Malgré ses sombres pronostics, le conférencier a invité les citoyens et les municipalités à se mobiliser, à sensibiliser les députés, à continuer de faire circuler le formulaire de refus d’accès au territoire d’une municipalité adressé aux gazières, à inciter les propriétaires à signer la lettre de non-consentement à des travaux de recherche de pétrole et de gaz naturel.

Tout cela, explique-t-il, contribue à démontrer que l’expansion du développement de l’industrie des hydrocarbures n’obtient pas le sceau de l’acceptabilité sociale. Il admet qu’il est difficile de garder la flamme de la vigilance allumée ces temps-ci alors que le dossier gaz de schiste est plutôt «tranquille» depuis deux ans et que le prix du gaz a baissé.

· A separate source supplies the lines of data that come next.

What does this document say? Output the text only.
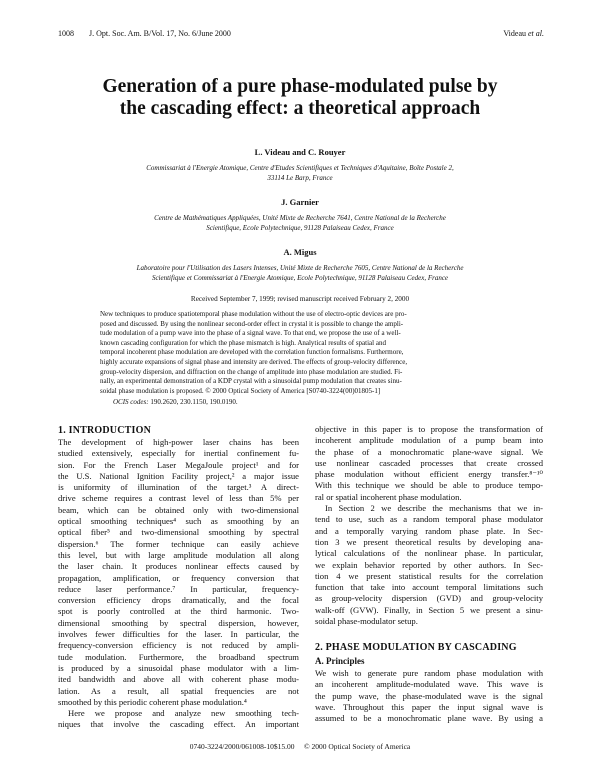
1008 J. Opt. Soc. Am. B/Vol. 17, No. 6/June 2000	Videau et al.
Generation of a pure phase-modulated pulse by
the cascading effect: a theoretical approach
L. Videau and C. Rouyer
Commissariat à l'Energie Atomique, Centre d'Etudes Scientifiques et Techniques d'Aquitaine, Boîte Postale 2,
33114 Le Barp, France
J. Garnier
Centre de Mathématiques Appliquées, Unité Mixte de Recherche 7641, Centre National de la Recherche
Scientifique, Ecole Polytechnique, 91128 Palaiseau Cedex, France
A. Migus
Laboratoire pour l'Utilisation des Lasers Intenses, Unité Mixte de Recherche 7605, Centre National de la Recherche
Scientifique et Commissariat à l'Energie Atomique, Ecole Polytechnique, 91128 Palaiseau Cedex, France
Received September 7, 1999; revised manuscript received February 2, 2000
New techniques to produce spatiotemporal phase modulation without the use of electro-optic devices are pro-
posed and discussed. By using the nonlinear second-order effect in crystal it is possible to change the ampli-
tude modulation of a pump wave into the phase of a signal wave. To that end, we propose the use of a well-
known cascading configuration for which the phase mismatch is high. Analytical results of spatial and
temporal incoherent phase modulation are developed with the correlation function formalisms. Furthermore,
highly accurate expansions of signal phase and intensity are derived. The effects of group-velocity difference,
group-velocity dispersion, and diffraction on the change of amplitude into phase modulation are studied. Fi-
nally, an experimental demonstration of a KDP crystal with a sinusoidal pump modulation that creates sinu-
soidal phase modulation is proposed. © 2000 Optical Society of America [S0740-3224(00)01805-1]
OCIS codes: 190.2620, 230.1150, 190.0190.
1. INTRODUCTION
The development of high-power laser chains has been
studied extensively, especially for inertial confinement fu-
sion. For the French Laser MegaJoule project¹ and for
the U.S. National Ignition Facility project,² a major issue
is uniformity of illumination of the target.³ A direct-
drive scheme requires a contrast level of less than 5% per
beam, which can be obtained only with two-dimensional
optical smoothing techniques⁴ such as smoothing by an
optical fiber⁵ and two-dimensional smoothing by spectral
dispersion.⁶ The former technique can easily achieve
this level, but with large amplitude modulation all along
the laser chain. It produces nonlinear effects caused by
propagation, amplification, or frequency conversion that
reduce laser performance.⁷ In particular, frequency-
conversion efficiency drops dramatically, and the focal
spot is poorly controlled at the third harmonic. Two-
dimensional smoothing by spectral dispersion, however,
involves fewer difficulties for the laser. In particular, the
frequency-conversion efficiency is not reduced by ampli-
tude modulation. Furthermore, the broadband spectrum
is produced by a sinusoidal phase modulator with a lim-
ited bandwidth and above all with coherent phase modu-
lation. As a result, all spatial frequencies are not
smoothed by this periodic coherent phase modulation.⁴
Here we propose and analyze new smoothing tech-
niques that involve the cascading effect. An important
objective in this paper is to propose the transformation of
incoherent amplitude modulation of a pump beam into
the phase of a monochromatic plane-wave signal. We
use nonlinear cascaded processes that create crossed
phase modulation without efficient energy transfer.⁸⁻¹⁰
With this technique we should be able to produce tempo-
ral or spatial incoherent phase modulation.
In Section 2 we describe the mechanisms that we in-
tend to use, such as a random temporal phase modulator
and a temporally varying random phase plate. In Sec-
tion 3 we present theoretical results by developing ana-
lytical calculations of the nonlinear phase. In particular,
we explain behavior reported by other authors. In Sec-
tion 4 we present statistical results for the correlation
function that take into account temporal limitations such
as group-velocity dispersion (GVD) and group-velocity
walk-off (GVW). Finally, in Section 5 we present a sinu-
soidal phase-modulator setup.
2. PHASE MODULATION BY CASCADING
A. Principles
We wish to generate pure random phase modulation with
an incoherent amplitude-modulated wave. This wave is
the pump wave, the phase-modulated wave is the signal
wave. Throughout this paper the input signal wave is
assumed to be a monochromatic plane wave. By using a
0740-3224/2000/061008-10$15.00 © 2000 Optical Society of America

Extrait du document «Règlement sur le prélèvement des eaux et leur protection où comment sacrifier l’eau potable pour quelques gouttes de pétrole»

«Il nous semble cependant évident que le gouvernement a tellement hâte d’encadrer officiellement l’exploitation des hydrocarbures de roche-mère, ce qui ne se fait qu’avec une technique de fracturation, qu’il choisit de commencer à le faire ici par le biais d’un règlement qui n’a pas fait l’objet d’un examen parlementaire, sans même un réel et étendu débat public, sans attendre la future loi sur les hydrocarbures, ni même les recommandations du BAPE qui porteront sur l’emploi de la fracturation hydraulique dans l’Utica, ainsi que sur la pertinence d’exploiter par cette technique le shale dans l’île d’Anticosti.»